The two most recent columns in this series may have seemed unnecessarily gloomy about zeotropic refrigerant blends. However, like most things in life that have unusual features, there are ways in which their oddities can be used to advantage.

A zeotrope is a blend of refrigerant fluids with different boiling points which behaves normally. In abnormal blends, also known as azeotropes, the components of the blend interfere with each other and the mixture behaves as if it were a single fluid with the various components boiling in proportion to the original composition. The ingredients of zeotropes (the normal ones) don’t interfere with each other. This results in one of two things, depending on the circumstances.

If the refrigerant is evaporated inside a tube during a flow process then the pressure will be relatively constant, subject only to the usual pressure drop required to create the flow. The boiling temperature will drift as the more volatile component of the blend boils more enthusiastically than its less vigorous companion, changing the composition of the liquid flow. This distillation is not a problem for the compressor provided the liquid is completely evaporated before it leaves the tube since the composition of the dry gas will be the same as the liquid inlet. Trouble comes if the liquid is not completely evaporated, which can happen if the control system regulating the flow through the expansion valve doesn’t take account of the shift in boiling temperature of the liquid.

When the liquid is in a pool and is boiling (imaginatively called “pool boiling”) the situation is different. The more volatile component (the one which boils more easily—recognized as the one with the lower boiling temperature for a given pressure) will evaporate first, leaving the
less volatile component behind. This is the well-understood, time-honored process used in whisky distillation to separate alcohol (more volatile) from water (less volatile) in order to strengthen fermented liquor. When used in refrigeration systems it’s troublesome because the composition of the gas flowing through the compressor is now different from the composition in the evaporator.
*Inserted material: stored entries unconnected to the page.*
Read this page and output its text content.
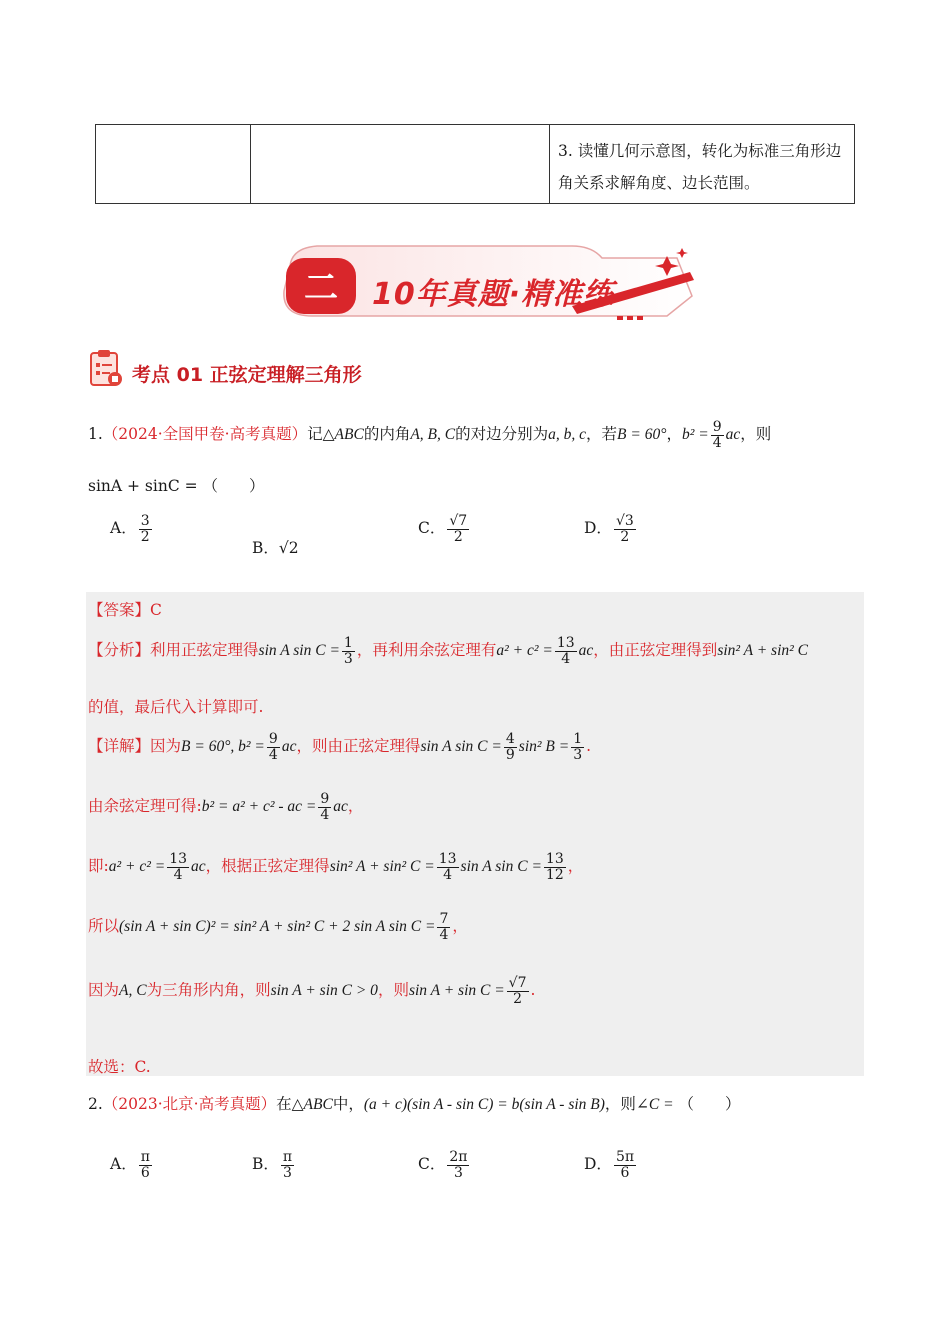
3. 读懂几何示意图，转化为标准三角形边角关系求解角度、边长范围。
二 10年真题·精准练
考点 01 正弦定理解三角形
1.（2024·全国甲卷·高考真题）记△ABC的内角A, B, C的对边分别为a, b, c，若B = 60°，$b^2 = \frac{9}{4}$ ac，则
sinA + sinC = （　　）
A． $\frac{3}{2}$
B．√2
C． $\frac{√7}{2}$	D． $\frac{√3}{2}$
【答案】C
【分析】利用正弦定理得sin A $\sin C = \frac{1}{3}$ ，再利用余弦定理有$a^2 + c^2 = \frac{13}{4}$ ac，由正弦定理得到sin² A + sin² C
的值，最后代入计算即可.
【详解】因为B = 60°, $b^2 = \frac{9}{4}$ ac，则由正弦定理得sin A $\sin C = \frac{4}{9} \sin^2$ $B = \frac{1}{3}$ .
由余弦定理可得:b² = a² + c² - ac = $\frac{9}{4}$ ac，
即:a² + $c^2 = \frac{13}{4}$ ac，根据正弦定理得sin² A + sin² $C = \frac{13}{4}$ sin A $\sin C = \frac{13}{12}$ ，
所以(sin A + sin C)² = sin² A + sin² C + 2 sin A $\sin C = \frac{7}{4}$ ，
因为A, C为三角形内角，则sin A + sin C > 0，则$\sin A + \sin C = \frac{√7}{2}$ .
故选：C.
2.（2023·北京·高考真题）在△ABC中，(a + c)(sin A - sin C) = b(sin A - sin B)，则∠C = （　　）
A． $\frac{\pi}{6}$	B． $\frac{\pi}{3}$	C． $\frac{2\pi}{3}$	D． $\frac{5\pi}{6}$
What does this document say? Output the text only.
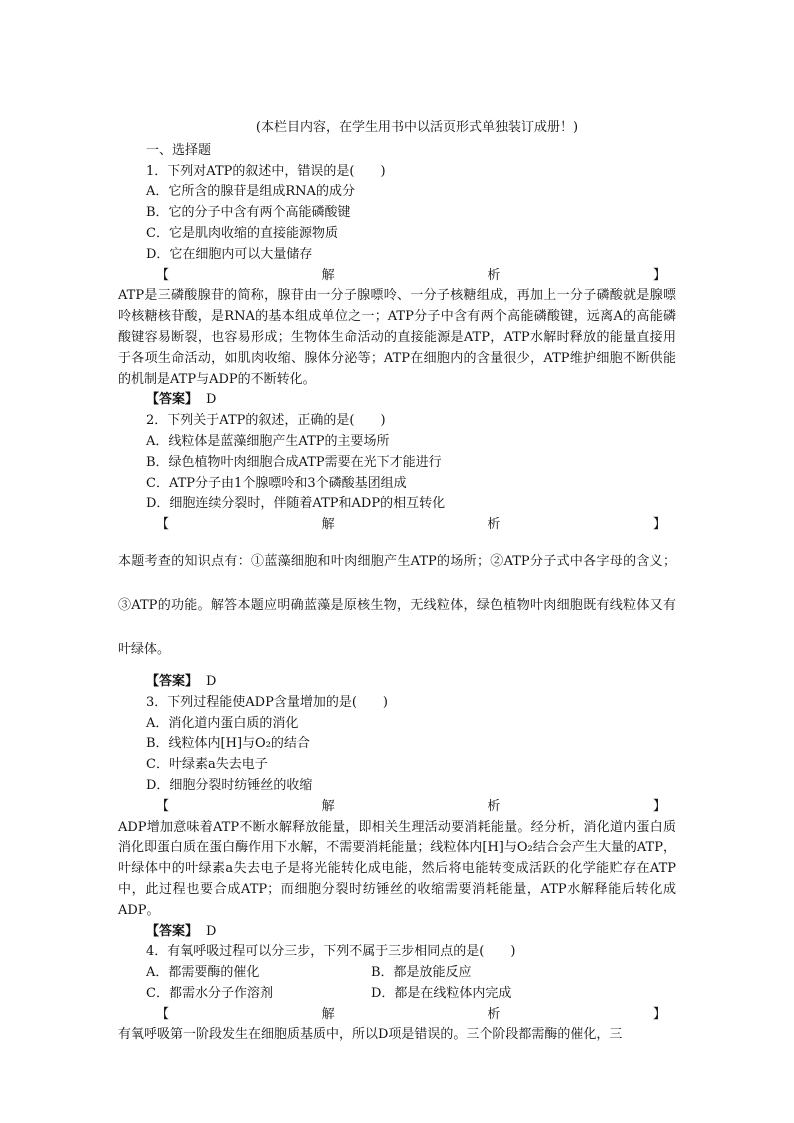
(本栏目内容，在学生用书中以活页形式单独装订成册！)
一、选择题
1．下列对ATP的叙述中，错误的是(　　)
A．它所含的腺苷是组成RNA的成分
B．它的分子中含有两个高能磷酸键
C．它是肌肉收缩的直接能源物质
D．它在细胞内可以大量储存
【	解	析	】
ATP是三磷酸腺苷的简称，腺苷由一分子腺嘌呤、一分子核糖组成，再加上一分子磷酸就是腺嘌呤核糖核苷酸，是RNA的基本组成单位之一；ATP分子中含有两个高能磷酸键，远离A的高能磷酸键容易断裂，也容易形成；生物体生命活动的直接能源是ATP，ATP水解时释放的能量直接用于各项生命活动，如肌肉收缩、腺体分泌等；ATP在细胞内的含量很少，ATP维护细胞不断供能的机制是ATP与ADP的不断转化。
【答案】 D
2．下列关于ATP的叙述，正确的是(　　)
A．线粒体是蓝藻细胞产生ATP的主要场所
B．绿色植物叶肉细胞合成ATP需要在光下才能进行
C．ATP分子由1个腺嘌呤和3个磷酸基团组成
D．细胞连续分裂时，伴随着ATP和ADP的相互转化
【	解	析	】
本题考查的知识点有：①蓝藻细胞和叶肉细胞产生ATP的场所；②ATP分子式中各字母的含义；③ATP的功能。解答本题应明确蓝藻是原核生物，无线粒体，绿色植物叶肉细胞既有线粒体又有叶绿体。
【答案】 D
3．下列过程能使ADP含量增加的是(　　)
A．消化道内蛋白质的消化
B．线粒体内[H]与O₂的结合
C．叶绿素a失去电子
D．细胞分裂时纺锤丝的收缩
【	解	析	】
ADP增加意味着ATP不断水解释放能量，即相关生理活动要消耗能量。经分析，消化道内蛋白质消化即蛋白质在蛋白酶作用下水解，不需要消耗能量；线粒体内[H]与O₂结合会产生大量的ATP，叶绿体中的叶绿素a失去电子是将光能转化成电能，然后将电能转变成活跃的化学能贮存在ATP中，此过程也要合成ATP；而细胞分裂时纺锤丝的收缩需要消耗能量，ATP水解释能后转化成ADP。
【答案】 D
4．有氧呼吸过程可以分三步，下列不属于三步相同点的是(　　)
A．都需要酶的催化	B．都是放能反应
C．都需水分子作溶剂	D．都是在线粒体内完成
【	解	析	】
有氧呼吸第一阶段发生在细胞质基质中，所以D项是错误的。三个阶段都需酶的催化，三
The change in boiling point is known as “temperature glide” and the change in proportion of the components is called “composition shift.” These are the oddities that can be turned to advantages when a zeotrope is used. If a fluid is being cooled through a large temperature range, for example chilled water for a production process, then the temperature glide can enable the compressor to run with a higher inlet pressure than would otherwise be possible. This is only possible if the fluid flow directions on either side of the evaporator can be arranged suitably. Unfortunately this can sometimes make the evaporator more expensive, so there is a capital cost versus operating cost trade-off to be considered.

In more extreme cases a single circuit system with a far higher range of boiling points could be used instead of a cascade plant to reach very low temperatures. This is known as an “auto-cascade.” Where there is a wide range in air temperature, for example along the product path
in an in-line tunnel freezer, a similar technique could be used. As far as I am aware, this approach has not been commercialized, perhaps because the glide in commercially available zeotropes is not large enough to be worth it.